如何使 catch 组 (.+?) 在 Cucumber Java 中按预期工作？

Question

我在为功能文件编写 Cucumber Java 步骤时观察到以下内容：

专题文件：

Then I get result one <result1> and result two <result2> from microservice

Java 步骤（步骤定义）

@Then("^I get result one(.+?) and result two(.+?)$")  //step function 1
public void i_get_result_one_and_result_two(String result1, String result2)
        throws Throwable {}

@Then("^I get result one(.+?) and result two(.+?) from microservice$")  //step function 2
public void i_get_result_one_and_result_two_from_ms(String result1, String result2)
        throws Throwable {}

特征文件总是映射到步进函数 1 而从不映射到步进函数 2

据我了解，捕获组 (.+?) 的定义是匹配 1 个或多个任何内容（我假设只匹配特征文件中的变量）。我不明白为什么它与步进函数 2 不匹配。

为什么会发生这种情况，我该如何解决这个问题？

Answer 1

你说得对，模式 (.+?) 匹配一组任意字符，出现一次或多次（使用 reluctant quantifier）。该组结束于字符串的结尾（(.+?)$ 部分的 $）。

两个字符串的模式 ^I get result one(.+?) and result two(.+?)$ 匹配。我把匹配的部分放在括号里。

^I get result one( <result1>) and result two( <result2> from microservice)$
^I get result one( <result1>) and result two( <result2>)$

您可以重新措辞您的步骤，使模式不会匹配两个句子，或者您将步骤中的变量字段括起来，例如用单引号 ~~（它必须是一个永远不会出现在匹配值）~~，分别修改模式

它可能看起来像

// steps
Then I get result one '<result1>' and result two '<result2>' from microservice
Then I get result one '<result1>' and result two '<result2>'

// glue code
@Then("^I get result one '(.+?)' and result two '(.+?)' from microservice$")
@Then("^I get result one '(.+?)' and result two '(.+?)'$")

编辑这里有一些更详细的解释匹配是如何工作的。

首先解释了模式 (.+?) 和 ([^']+?)。 ? 限定符意味着搜索从左到右吃掉字符（参见 link 不情愿的限定符）。

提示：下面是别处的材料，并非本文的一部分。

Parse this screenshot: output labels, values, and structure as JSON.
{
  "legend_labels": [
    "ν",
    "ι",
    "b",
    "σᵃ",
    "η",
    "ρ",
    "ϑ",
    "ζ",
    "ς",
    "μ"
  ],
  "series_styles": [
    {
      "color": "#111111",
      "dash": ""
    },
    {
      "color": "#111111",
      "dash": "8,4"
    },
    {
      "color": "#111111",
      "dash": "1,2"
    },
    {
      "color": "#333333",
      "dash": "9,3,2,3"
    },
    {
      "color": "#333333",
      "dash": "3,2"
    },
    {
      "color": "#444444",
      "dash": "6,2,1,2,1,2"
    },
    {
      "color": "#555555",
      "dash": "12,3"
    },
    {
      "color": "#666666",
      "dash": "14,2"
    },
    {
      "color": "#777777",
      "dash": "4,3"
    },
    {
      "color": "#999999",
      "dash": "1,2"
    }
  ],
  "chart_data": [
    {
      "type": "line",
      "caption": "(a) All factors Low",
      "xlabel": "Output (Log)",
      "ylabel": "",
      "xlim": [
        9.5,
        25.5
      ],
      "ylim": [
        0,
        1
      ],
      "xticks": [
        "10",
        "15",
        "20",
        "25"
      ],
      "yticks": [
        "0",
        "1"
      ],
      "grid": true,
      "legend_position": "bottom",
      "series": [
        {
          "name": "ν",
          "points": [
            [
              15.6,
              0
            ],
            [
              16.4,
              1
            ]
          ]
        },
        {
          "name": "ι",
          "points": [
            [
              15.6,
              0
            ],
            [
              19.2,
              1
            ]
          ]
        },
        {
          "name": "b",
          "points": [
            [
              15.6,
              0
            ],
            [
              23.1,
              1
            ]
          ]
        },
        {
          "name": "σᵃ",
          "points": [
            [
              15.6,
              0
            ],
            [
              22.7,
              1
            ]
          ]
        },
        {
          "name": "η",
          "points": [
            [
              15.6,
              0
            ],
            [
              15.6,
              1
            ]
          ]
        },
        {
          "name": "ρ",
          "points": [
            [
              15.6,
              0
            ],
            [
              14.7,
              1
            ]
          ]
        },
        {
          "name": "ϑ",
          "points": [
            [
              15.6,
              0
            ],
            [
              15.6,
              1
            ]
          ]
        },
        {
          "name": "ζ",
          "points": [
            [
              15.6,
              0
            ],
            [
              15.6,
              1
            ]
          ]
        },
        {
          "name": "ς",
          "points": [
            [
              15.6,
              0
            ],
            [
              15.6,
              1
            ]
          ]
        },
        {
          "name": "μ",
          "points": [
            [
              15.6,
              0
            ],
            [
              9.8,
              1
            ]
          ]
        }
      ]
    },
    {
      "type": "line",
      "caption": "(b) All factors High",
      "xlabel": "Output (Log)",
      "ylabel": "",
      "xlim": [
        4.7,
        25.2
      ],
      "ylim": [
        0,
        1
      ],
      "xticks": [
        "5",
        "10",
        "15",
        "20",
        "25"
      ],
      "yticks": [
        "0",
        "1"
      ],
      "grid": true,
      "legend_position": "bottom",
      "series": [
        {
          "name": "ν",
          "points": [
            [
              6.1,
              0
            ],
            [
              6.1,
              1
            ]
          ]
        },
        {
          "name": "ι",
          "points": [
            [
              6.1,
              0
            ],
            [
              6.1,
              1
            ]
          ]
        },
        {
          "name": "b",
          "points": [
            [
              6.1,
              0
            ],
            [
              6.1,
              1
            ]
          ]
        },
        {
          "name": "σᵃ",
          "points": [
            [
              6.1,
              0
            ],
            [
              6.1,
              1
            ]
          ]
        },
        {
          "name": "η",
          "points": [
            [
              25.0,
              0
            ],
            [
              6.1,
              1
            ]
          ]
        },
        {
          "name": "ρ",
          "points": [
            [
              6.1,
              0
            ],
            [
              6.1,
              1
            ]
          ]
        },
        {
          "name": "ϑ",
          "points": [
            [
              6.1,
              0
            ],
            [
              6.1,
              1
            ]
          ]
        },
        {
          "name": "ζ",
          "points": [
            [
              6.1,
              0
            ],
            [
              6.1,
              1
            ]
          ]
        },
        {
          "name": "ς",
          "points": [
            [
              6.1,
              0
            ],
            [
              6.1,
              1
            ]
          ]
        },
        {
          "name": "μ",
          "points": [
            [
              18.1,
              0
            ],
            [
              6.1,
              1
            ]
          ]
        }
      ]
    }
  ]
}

^我得到结果一 '(.+?)' 和结果二 '(.+?)'$

^ --- begin of the line
I get result one ' --- a fixed sequence
(.+?) --- any character, one or more times (group 1)
' and result two ' --- a fixed sequence
(.+?) --- any character, one or more times (group 2)
' --- a fixed sequence
$ --- end of the line

group 1 和 group 2 可以包含任何字符，包括 '.

^我得到结果一 '([^']+?)' 和结果二 '([^']+?)'$

^ --- begin of the line
I get result one ' --- a fixed sequence
([^']+?) --- any character, except the single quote, one or more times (group 1)
' and result two ' --- a fixed sequence
([^']+?) --- any character, except the single quote, one or more times (group 2)
' --- a fixed sequence
$ --- end of the line

一旦 group 1 或 group 2 包含 '，该行将不再匹配。
例如I get result one '<O'Reilly>' and result two '<result2>'
因为 group 1 将是 <O 然后模式需要固定序列 ' and result two ' 与 'Reilly>' ....

不匹配

一些演示片段

Pattern pattern = Pattern.compile("^I get result one '(.+?)' and result two '(.+?)'$");
Matcher matcher = pattern.matcher("I get result one '<result1>' and result two '<result>'");
while (matcher.find()) {
    for (int i = 0; i <= matcher.groupCount(); i++) {
        System.out.printf("group: %d  subsequence: %s%n", i, matcher.group(i));
    }
}

输出

group: 0  subsequence: I get result one '<result1>' and result two '<result2>'
group: 1  subsequence: <result1>
group: 2  subsequence: <result2>

group 0被整个表达式捕获

Pattern pattern = Pattern.compile("^I get result one '(.+?)' and result two '(.+?)'$");
Matcher matcher = pattern.matcher("I get result one '<O'Reilly>' and result two '<result2>'");

输出

group: 0  subsequence: I get result one '<O'Reilly>' and result two '<result2>'
group: 1  subsequence: <O'Reilly>
group: 2  subsequence: <result2>

group 1 也匹配 ' 因为 (.+?) 嵌入在前后的固定序列之间。

现在是排除周围字符的模式。

Pattern pattern = Pattern.compile("^I get result one '([^']+?)' and result two '([^']+?)'$");
Matcher matcher = pattern.matcher("I get result one '<result1>' and result two '<result2>'");

输出

group: 0  subsequence: I get result one '<result1>' and result two '<result2>'
group: 1  subsequence: <result1>
group: 2  subsequence: <result2>

与模式 (.+?) 没有区别，因为应由 group 1 或 group 2 捕获的值不包含 '.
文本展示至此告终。